Yes, that's the origin, but we are all aware of other instances where legislation was brought in for a limited purpose but then used for much wider purposes (the Terrorism Acts for instance). Is that a possibility here, or is it limited strictly enough in the legislation?


I've been reading the amendments with this question in mind.

I'm hoping I'm missing something here and that Guy is correct. However the precise wording of the amendments seems to me to allow ISOs to contain provisions that have nothing to do with information sharing, so long as (the Minister is satisfied that) they serve a relevant policy objective, their effect is proportionate to that objective and they strike a "fair balance" between the public interest and the interests of those affected by them.
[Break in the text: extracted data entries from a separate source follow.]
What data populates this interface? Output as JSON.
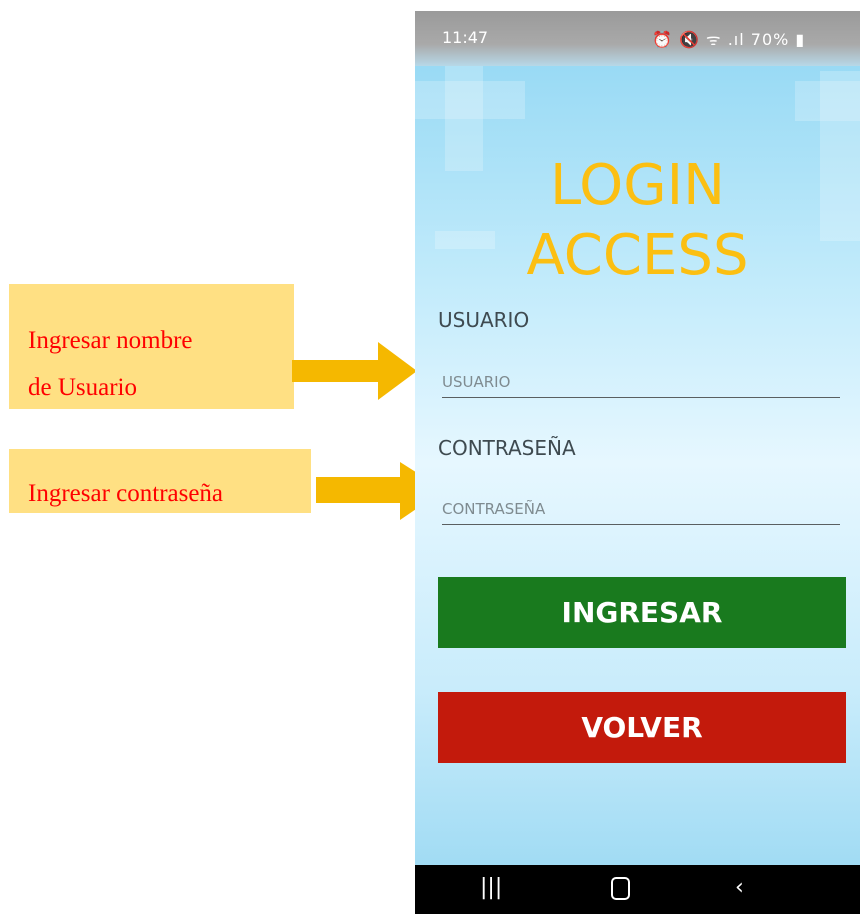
{
  "annotations": {
    "user_callout": [
      "Ingresar nombre",
      "de Usuario"
    ],
    "password_callout": "Ingresar contraseña"
  },
  "status_bar": {
    "time": "11:47",
    "icons": "⏰ 🔇 ᯤ .ıl 70% ▮",
    "battery": "70%"
  },
  "app": {
    "title_line1": "LOGIN",
    "title_line2": "ACCESS",
    "user_label": "USUARIO",
    "user_placeholder": "USUARIO",
    "password_label": "CONTRASEÑA",
    "password_placeholder": "CONTRASEÑA",
    "login_button": "INGRESAR",
    "back_button": "VOLVER"
  },
  "nav_bar": {
    "recents": "|||",
    "back": "‹"
  },
  "colors": {
    "title": "#fbbf12",
    "login_button": "#197a1e",
    "back_button": "#c31a0c",
    "callout_bg": "#ffe083",
    "callout_text": "#ff0000",
    "arrow": "#f5b800"
  }
}
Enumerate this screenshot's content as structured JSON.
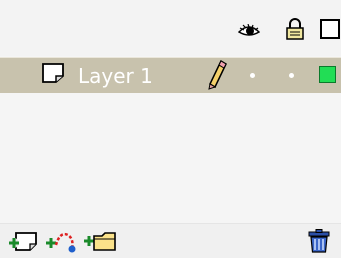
{
  "layer_panel": {
    "header": {
      "eye_icon": "eye-icon",
      "lock_icon": "lock-icon",
      "outline_icon": "outline-square-icon"
    },
    "layers": [
      {
        "name": "Layer 1",
        "icon": "page-icon",
        "status_icon": "pencil-icon",
        "visible": true,
        "locked": false,
        "outline_color": "#22dd55",
        "selected": true
      }
    ],
    "footer": {
      "add_layer_icon": "add-layer-icon",
      "add_guide_icon": "add-motion-guide-icon",
      "add_folder_icon": "add-folder-icon",
      "delete_icon": "trash-icon"
    }
  },
  "colors": {
    "selected_row": "#c8c2ad",
    "panel_bg": "#f5f5f5",
    "outline_green": "#22dd55"
  }
}
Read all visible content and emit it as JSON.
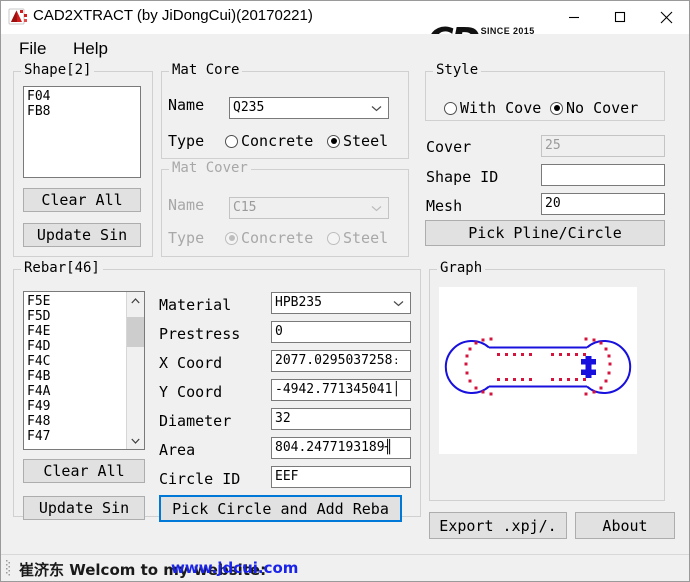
{
  "window": {
    "title": "CAD2XTRACT (by JiDongCui)(20170221)",
    "icon": "cad-app-icon",
    "minimize_label": "–",
    "maximize_label": "□",
    "close_label": "✕"
  },
  "brand": {
    "mark": "CD",
    "since": "SINCE 2015",
    "url": "www.jdcui.com"
  },
  "menu": {
    "items": [
      {
        "label": "File"
      },
      {
        "label": "Help"
      }
    ]
  },
  "shape_group": {
    "legend": "Shape[2]",
    "list_items": [
      "F04",
      "FB8"
    ],
    "clear_all_label": "Clear All",
    "update_label": "Update Sin"
  },
  "mat_core": {
    "legend": "Mat Core",
    "name_label": "Name",
    "name_value": "Q235",
    "type_label": "Type",
    "concrete_label": "Concrete",
    "steel_label": "Steel",
    "selected_type": "Steel"
  },
  "mat_cover": {
    "legend": "Mat Cover",
    "name_label": "Name",
    "name_value": "C15",
    "type_label": "Type",
    "concrete_label": "Concrete",
    "steel_label": "Steel",
    "selected_type": "Concrete",
    "enabled": false
  },
  "style_group": {
    "legend": "Style",
    "with_cover_label": "With Cove",
    "no_cover_label": "No Cover",
    "selected": "No Cover"
  },
  "params": {
    "cover_label": "Cover",
    "cover_value": "25",
    "cover_enabled": false,
    "shape_id_label": "Shape ID",
    "shape_id_value": "",
    "mesh_label": "Mesh",
    "mesh_value": "20",
    "pick_pline_label": "Pick Pline/Circle"
  },
  "rebar_group": {
    "legend": "Rebar[46]",
    "list_items": [
      "F5E",
      "F5D",
      "F4E",
      "F4D",
      "F4C",
      "F4B",
      "F4A",
      "F49",
      "F48",
      "F47"
    ],
    "clear_all_label": "Clear All",
    "update_label": "Update Sin",
    "pick_circle_label": "Pick Circle and Add Reba",
    "fields": [
      {
        "label": "Material",
        "value": "HPB235",
        "type": "combo"
      },
      {
        "label": "Prestress",
        "value": "0",
        "type": "text"
      },
      {
        "label": "X Coord",
        "value": "2077.0295037258։",
        "type": "text"
      },
      {
        "label": "Y Coord",
        "value": "-4942.771345041│",
        "type": "text"
      },
      {
        "label": "Diameter",
        "value": "32",
        "type": "text"
      },
      {
        "label": "Area",
        "value": "804.2477193189╢",
        "type": "text"
      },
      {
        "label": "Circle ID",
        "value": "EEF",
        "type": "text"
      }
    ]
  },
  "graph_group": {
    "legend": "Graph",
    "outline_color": "#1810dd",
    "rebar_color": "#d4143c",
    "background": "#ffffff"
  },
  "actions": {
    "export_label": "Export .xpj/.",
    "about_label": "About"
  },
  "status": {
    "author": "崔济东  Welcom to my website:",
    "link": "www.jdcui.com"
  }
}
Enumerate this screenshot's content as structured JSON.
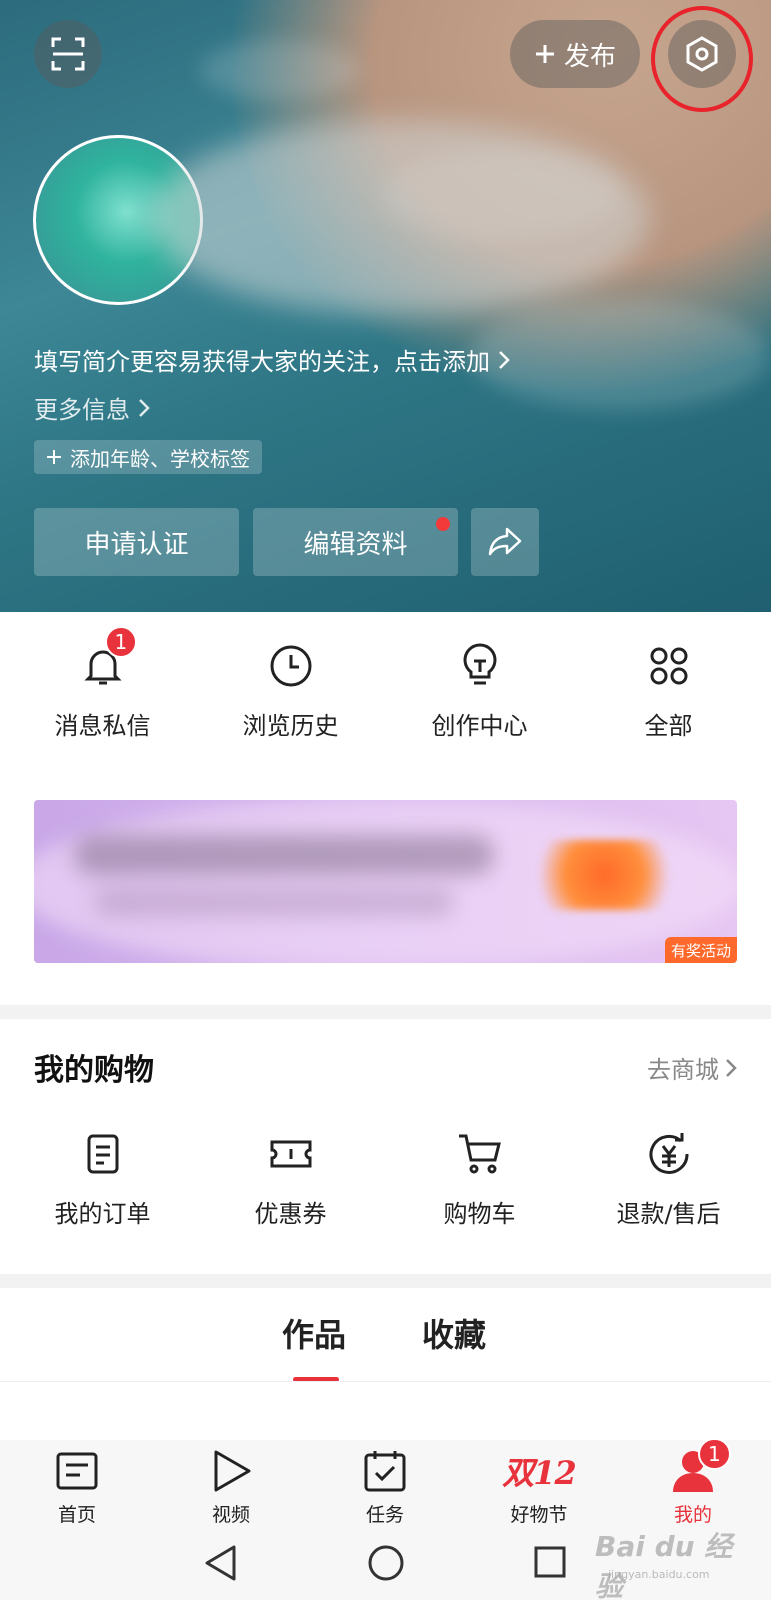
{
  "header": {
    "publish_label": "发布",
    "bio_prompt": "填写简介更容易获得大家的关注，点击添加",
    "more_info": "更多信息",
    "tag_chip": "添加年龄、学校标签",
    "buttons": {
      "verify": "申请认证",
      "edit_profile": "编辑资料"
    }
  },
  "quick": {
    "items": [
      {
        "label": "消息私信",
        "icon": "bell-icon",
        "badge": "1"
      },
      {
        "label": "浏览历史",
        "icon": "clock-icon"
      },
      {
        "label": "创作中心",
        "icon": "lightbulb-icon"
      },
      {
        "label": "全部",
        "icon": "grid-icon"
      }
    ]
  },
  "banner": {
    "tag": "有奖活动"
  },
  "shopping": {
    "title": "我的购物",
    "link": "去商城",
    "items": [
      {
        "label": "我的订单",
        "icon": "order-icon"
      },
      {
        "label": "优惠券",
        "icon": "coupon-icon"
      },
      {
        "label": "购物车",
        "icon": "cart-icon"
      },
      {
        "label": "退款/售后",
        "icon": "refund-icon"
      }
    ]
  },
  "tabs": [
    {
      "label": "作品",
      "active": true
    },
    {
      "label": "收藏",
      "active": false
    }
  ],
  "bottom_nav": {
    "items": [
      {
        "label": "首页",
        "icon": "home-icon"
      },
      {
        "label": "视频",
        "icon": "play-icon"
      },
      {
        "label": "任务",
        "icon": "calendar-check-icon"
      },
      {
        "label": "好物节",
        "icon": "double12-logo",
        "logo_text": "双12"
      },
      {
        "label": "我的",
        "icon": "user-icon",
        "active": true,
        "badge": "1"
      }
    ]
  },
  "watermark": {
    "brand": "Bai du 经验",
    "url": "jingyan.baidu.com"
  },
  "colors": {
    "accent_red": "#e8323c",
    "header_teal": "#2f7786",
    "highlight_circle": "#e8232b"
  }
}
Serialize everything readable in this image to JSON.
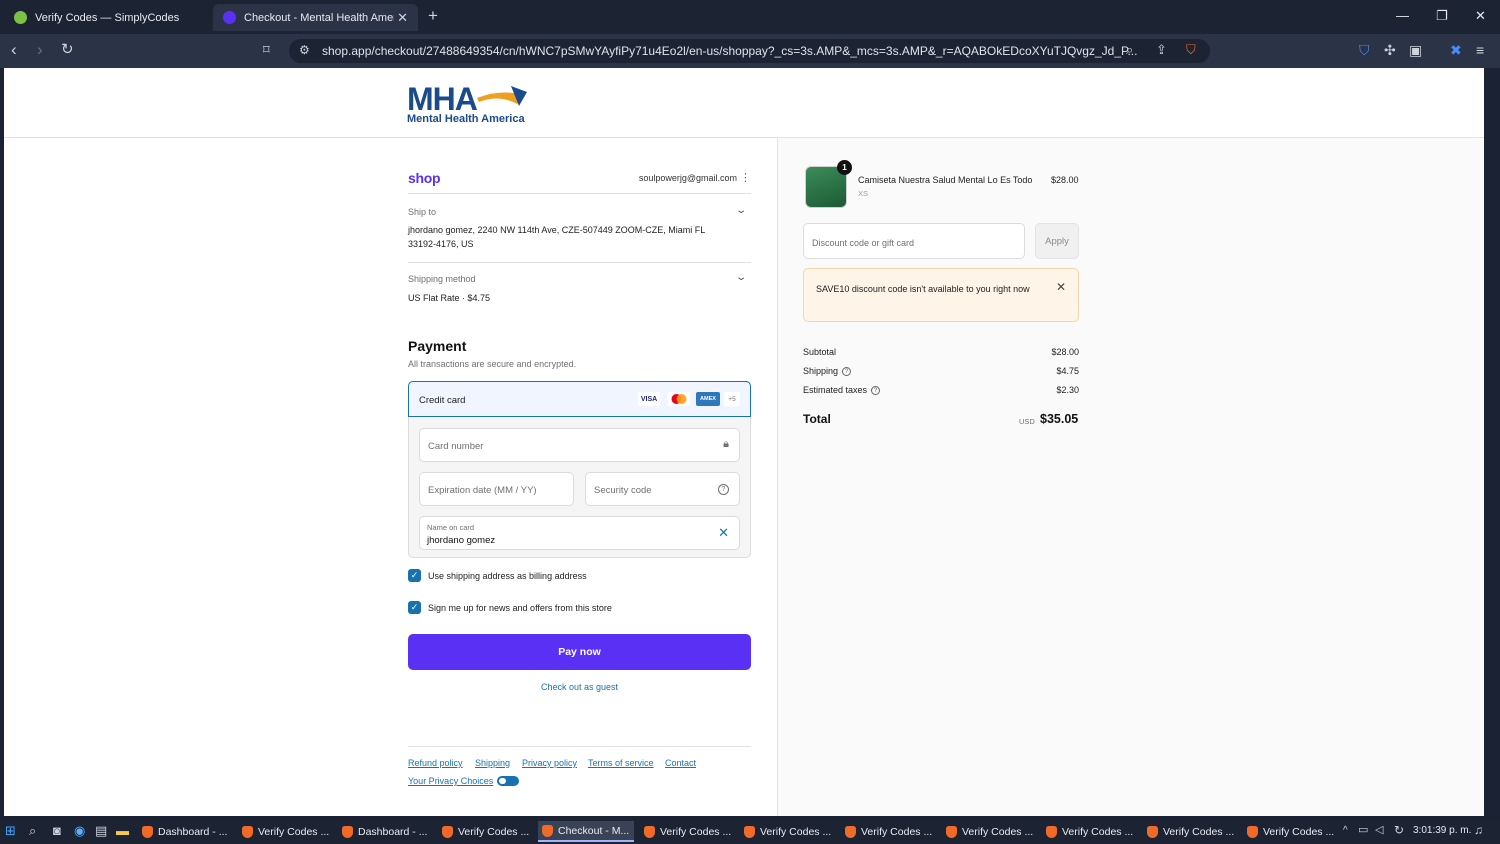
{
  "browser": {
    "tabs": [
      {
        "title": "Verify Codes — SimplyCodes",
        "active": false
      },
      {
        "title": "Checkout - Mental Health Ameri",
        "active": true
      }
    ],
    "url": "shop.app/checkout/27488649354/cn/hWNC7pSMwYAyfiPy71u4Eo2l/en-us/shoppay?_cs=3s.AMP&_mcs=3s.AMP&_r=AQABOkEDcoXYuTJQvgz_Jd_P..."
  },
  "header": {
    "logo_text": "MHA",
    "logo_sub": "Mental Health America"
  },
  "shop": {
    "brand": "shop",
    "email": "soulpowerjg@gmail.com"
  },
  "ship_to": {
    "label": "Ship to",
    "line1": "jhordano gomez, 2240 NW 114th Ave, CZE-507449 ZOOM-CZE, Miami FL",
    "line2": "33192-4176, US"
  },
  "shipping_method": {
    "label": "Shipping method",
    "value": "US Flat Rate · $4.75"
  },
  "payment": {
    "title": "Payment",
    "subtitle": "All transactions are secure and encrypted.",
    "method_label": "Credit card",
    "brands": [
      "VISA",
      "AMEX",
      "+5"
    ],
    "card_number_placeholder": "Card number",
    "expiration_placeholder": "Expiration date (MM / YY)",
    "security_placeholder": "Security code",
    "name_label": "Name on card",
    "name_value": "jhordano gomez",
    "billing_check": "Use shipping address as billing address",
    "news_check": "Sign me up for news and offers from this store",
    "pay_button": "Pay now",
    "guest_link": "Check out as guest"
  },
  "footer": {
    "links": [
      "Refund policy",
      "Shipping",
      "Privacy policy",
      "Terms of service",
      "Contact"
    ],
    "privacy_choices": "Your Privacy Choices"
  },
  "order": {
    "quantity": "1",
    "product_name": "Camiseta Nuestra Salud Mental Lo Es Todo",
    "variant": "XS",
    "price": "$28.00",
    "discount_placeholder": "Discount code or gift card",
    "apply_label": "Apply",
    "alert_text": "SAVE10 discount code isn't available to you right now",
    "subtotal_label": "Subtotal",
    "subtotal": "$28.00",
    "shipping_label": "Shipping",
    "shipping": "$4.75",
    "taxes_label": "Estimated taxes",
    "taxes": "$2.30",
    "total_label": "Total",
    "currency": "USD",
    "total": "$35.05"
  },
  "taskbar": {
    "items": [
      "Dashboard - ...",
      "Verify Codes ...",
      "Dashboard - ...",
      "Verify Codes ...",
      "Checkout - M...",
      "Verify Codes ...",
      "Verify Codes ...",
      "Verify Codes ...",
      "Verify Codes ...",
      "Verify Codes ...",
      "Verify Codes ...",
      "Verify Codes ..."
    ],
    "clock": "3:01:39 p. m."
  },
  "colors": {
    "shop_purple": "#5a31f4",
    "link_blue": "#1773b0",
    "alert_bg": "#fff4e8"
  }
}
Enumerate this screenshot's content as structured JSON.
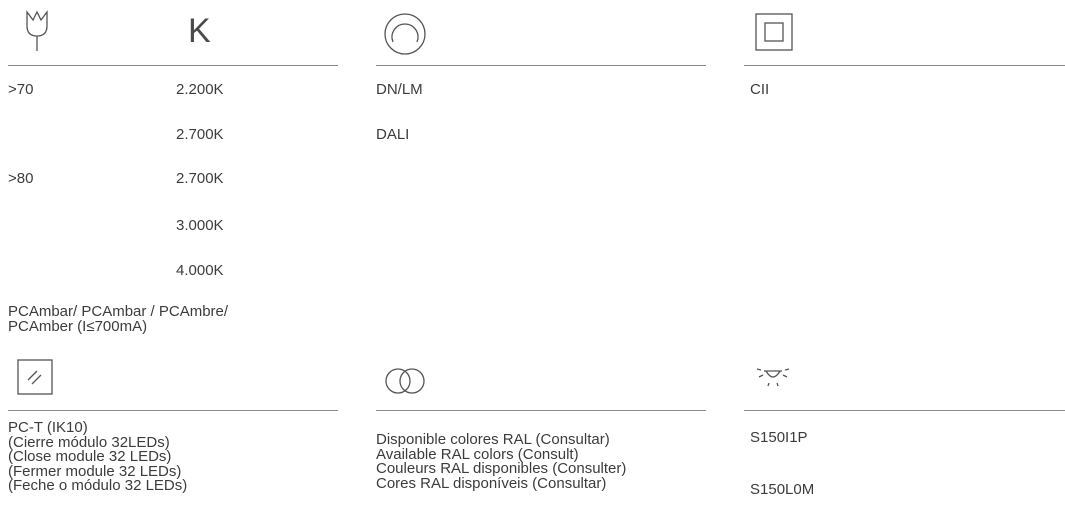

My initial thought was that perhaps the proposed section 50A(1) restricts the scope because it allows information sharing orders to enable the sharing of personal information by any person. However section 50A(1) states positively what an ISO can do, without saying what it cannot do except that it indicates that there are limits placed by subsequent sections.

The main limitations in the subsequent sections (departmental remits aside) are that the Minister must be satisfied that the information sharing provisions of an ISO are necessary for the policy objective, that the effect of the provisions of the ISO are proportionate to the policy objective and that the provisions strike a "fair balance" (whatever that means) between the public interest (whatever that means) and the interests of anyone affected by the provisions.

Thing is one restriction refers to "information sharing provisions" being necessary (what about non-information sharing provisions?), the next one talks about the "effect" of the provisions being "proportionate" (does this rule out non information sharing provisions? Surely it does so only if the effect of them is considered disproportionate?!) and the final bits talks of achieving a fair balance between the public interest and the interests of those affected. It seems to me none of these rule out non-information sharing provisions being in an ISO. I can't see which other parts of the amendments would do so either.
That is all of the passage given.